5. The inhibitor of ERp57 for use according to claim 1 to 3 wherein the inhibitor of ERp57 gene expression is selected from the list consisting of antisense oligonucleotide, nuclease, siRNA, shRNA or ribozyme nucleic acid sequence.

6. A method for screening a plurality of candidate compounds useful for treating Hepatitis B virus (HBV) and/or Hepatitis D virus (HDV) infection comprising the steps consisting of (a) testing each of the candidate compounds for its ability to inhibit ERp57 and (b) and positively selecting the candidate compounds capable of inhibiting said ERp57.

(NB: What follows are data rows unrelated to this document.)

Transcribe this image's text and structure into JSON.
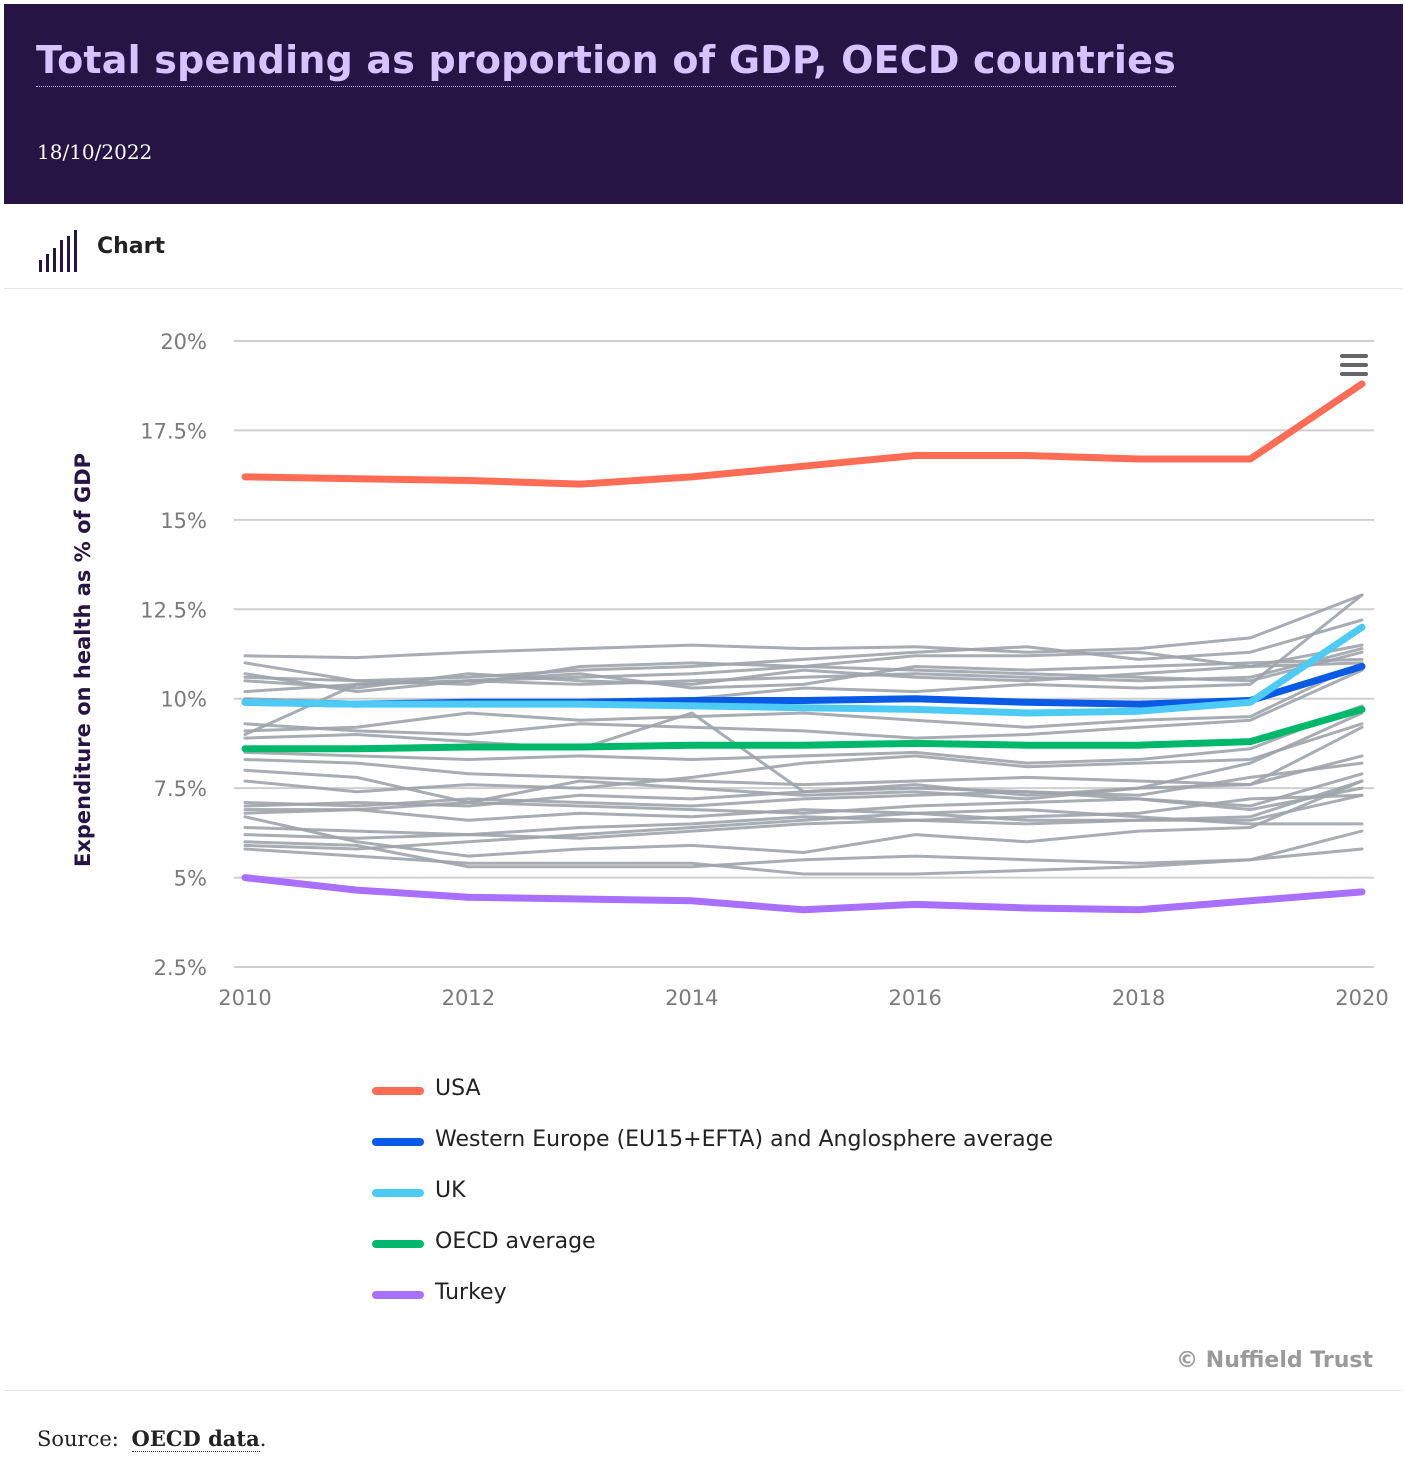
{
  "header": {
    "title": "Total spending as proportion of GDP, OECD countries",
    "date": "18/10/2022"
  },
  "tabs": [
    {
      "label": "Chart",
      "icon": "bar-chart-icon"
    }
  ],
  "credit": "© Nuffield Trust",
  "source": {
    "prefix": "Source:",
    "link_text": "OECD data",
    "suffix": "."
  },
  "colors": {
    "header_bg": "#261544",
    "title": "#d6c3ff",
    "grid": "#cfcfcf",
    "other_countries": "#9ea3ab"
  },
  "chart_data": {
    "type": "line",
    "ylabel": "Expenditure on health as % of GDP",
    "x": [
      2010,
      2011,
      2012,
      2013,
      2014,
      2015,
      2016,
      2017,
      2018,
      2019,
      2020
    ],
    "x_ticks": [
      2010,
      2012,
      2014,
      2016,
      2018,
      2020
    ],
    "x_tick_labels": [
      "2010",
      "2012",
      "2014",
      "2016",
      "2018",
      "2020"
    ],
    "y_ticks": [
      2.5,
      5,
      7.5,
      10,
      12.5,
      15,
      17.5,
      20
    ],
    "y_tick_labels": [
      "2.5%",
      "5%",
      "7.5%",
      "10%",
      "12.5%",
      "15%",
      "17.5%",
      "20%"
    ],
    "ylim": [
      2.5,
      20
    ],
    "grid": true,
    "legend_position": "bottom",
    "series": [
      {
        "name": "USA",
        "color": "#ff6c56",
        "values": [
          16.2,
          16.15,
          16.1,
          16.0,
          16.2,
          16.5,
          16.8,
          16.8,
          16.7,
          16.7,
          18.8
        ]
      },
      {
        "name": "Western Europe (EU15+EFTA) and Anglosphere average",
        "color": "#0a5ae6",
        "values": [
          9.9,
          9.85,
          9.9,
          9.9,
          9.95,
          9.95,
          10.0,
          9.9,
          9.85,
          9.95,
          10.9
        ]
      },
      {
        "name": "UK",
        "color": "#4ecbf5",
        "values": [
          9.9,
          9.85,
          9.85,
          9.85,
          9.8,
          9.75,
          9.7,
          9.6,
          9.65,
          9.9,
          12.0
        ]
      },
      {
        "name": "OECD average",
        "color": "#00b86b",
        "values": [
          8.6,
          8.6,
          8.65,
          8.65,
          8.7,
          8.7,
          8.75,
          8.7,
          8.7,
          8.8,
          9.7
        ]
      },
      {
        "name": "Turkey",
        "color": "#a970ff",
        "values": [
          5.0,
          4.65,
          4.45,
          4.4,
          4.35,
          4.1,
          4.25,
          4.15,
          4.1,
          4.35,
          4.6
        ]
      }
    ],
    "other_series": [
      [
        11.2,
        11.15,
        11.3,
        11.4,
        11.5,
        11.4,
        11.45,
        11.3,
        11.4,
        11.7,
        12.9
      ],
      [
        11.0,
        10.5,
        10.6,
        10.8,
        10.9,
        11.1,
        11.3,
        11.45,
        11.1,
        11.3,
        12.2
      ],
      [
        10.6,
        10.5,
        10.4,
        10.9,
        11.0,
        10.9,
        11.2,
        11.2,
        11.3,
        10.9,
        11.5
      ],
      [
        10.2,
        10.4,
        10.5,
        10.6,
        10.7,
        10.9,
        10.8,
        10.7,
        10.6,
        10.5,
        11.3
      ],
      [
        10.5,
        10.3,
        10.7,
        10.5,
        10.4,
        10.8,
        10.6,
        10.5,
        10.7,
        10.9,
        11.0
      ],
      [
        10.7,
        10.2,
        10.5,
        10.4,
        10.5,
        10.6,
        10.7,
        10.6,
        10.5,
        10.6,
        11.4
      ],
      [
        9.0,
        10.4,
        10.5,
        10.7,
        10.3,
        10.4,
        10.9,
        10.8,
        10.9,
        11.0,
        11.1
      ],
      [
        10.0,
        9.9,
        9.8,
        9.9,
        10.0,
        10.3,
        10.2,
        10.4,
        10.3,
        10.4,
        12.9
      ],
      [
        9.1,
        9.2,
        9.6,
        9.4,
        9.5,
        9.6,
        9.4,
        9.2,
        9.4,
        9.5,
        11.0
      ],
      [
        9.3,
        9.1,
        9.0,
        9.3,
        9.2,
        9.1,
        8.9,
        9.0,
        9.2,
        9.4,
        10.8
      ],
      [
        8.9,
        9.0,
        8.8,
        8.6,
        9.6,
        7.4,
        7.5,
        7.4,
        7.3,
        7.8,
        8.2
      ],
      [
        8.3,
        8.2,
        7.9,
        7.8,
        7.7,
        7.6,
        7.7,
        7.8,
        7.7,
        7.6,
        8.4
      ],
      [
        8.5,
        8.4,
        8.3,
        8.4,
        8.3,
        8.4,
        8.5,
        8.2,
        8.3,
        8.6,
        9.8
      ],
      [
        7.7,
        7.4,
        7.6,
        7.5,
        7.8,
        8.2,
        8.4,
        8.1,
        8.2,
        8.3,
        9.3
      ],
      [
        7.0,
        7.1,
        7.0,
        7.3,
        7.2,
        7.4,
        7.6,
        7.3,
        7.5,
        7.6,
        9.2
      ],
      [
        6.8,
        6.9,
        7.1,
        7.0,
        6.9,
        6.8,
        7.0,
        7.1,
        7.2,
        7.0,
        7.9
      ],
      [
        7.1,
        7.0,
        7.2,
        7.1,
        7.0,
        7.2,
        7.3,
        7.4,
        7.2,
        6.9,
        7.5
      ],
      [
        6.4,
        6.3,
        6.2,
        6.4,
        6.5,
        6.7,
        6.6,
        6.5,
        6.6,
        6.7,
        7.7
      ],
      [
        6.2,
        6.1,
        6.2,
        6.1,
        6.3,
        6.5,
        6.6,
        6.7,
        6.8,
        7.2,
        7.3
      ],
      [
        5.9,
        5.8,
        6.0,
        6.2,
        6.4,
        6.6,
        6.8,
        6.9,
        6.7,
        6.5,
        6.5
      ],
      [
        6.7,
        6.0,
        5.6,
        5.8,
        5.9,
        5.7,
        6.2,
        6.0,
        6.3,
        6.4,
        7.7
      ],
      [
        5.8,
        5.6,
        5.4,
        5.4,
        5.4,
        5.1,
        5.1,
        5.2,
        5.3,
        5.5,
        6.3
      ],
      [
        6.0,
        5.9,
        5.3,
        5.3,
        5.3,
        5.5,
        5.6,
        5.5,
        5.4,
        5.5,
        5.8
      ],
      [
        8.0,
        7.8,
        7.1,
        7.7,
        7.5,
        7.3,
        7.4,
        7.2,
        7.5,
        8.2,
        9.6
      ],
      [
        6.9,
        6.9,
        6.6,
        6.8,
        6.7,
        6.9,
        6.8,
        6.6,
        6.6,
        6.6,
        7.3
      ]
    ]
  }
}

7. The method according to claim 6 for screening a plurality of candidate compounds useful for treating Hepatitis B virus (HBV) and Hepatitis D virus (HDV) infection comprising the steps consisting of (a) testing each of the candidate compounds for its ability to inhibit ERp57 and (b) and positively selecting the candidate compounds capable of inhibiting said ERp57. WO 2022/218998 PCT/EP2022/059790

8. A pharmaceutical composition for use in a method for treating Hepatitis B virus (HBV) and/or Hepatitis D virus (HDV) infection in a subject in need thereof, comprising the inhibitor of ERp57 according to any claim 1 to 5.

9. The pharmaceutical composition according to claim 8 for use in a method for treating Hepatitis B virus (HBV) and Hepatitis D virus (HDV) infection in a subject in need thereof, comprising the inhibitor of ERp57 according to any claim 1 to 5.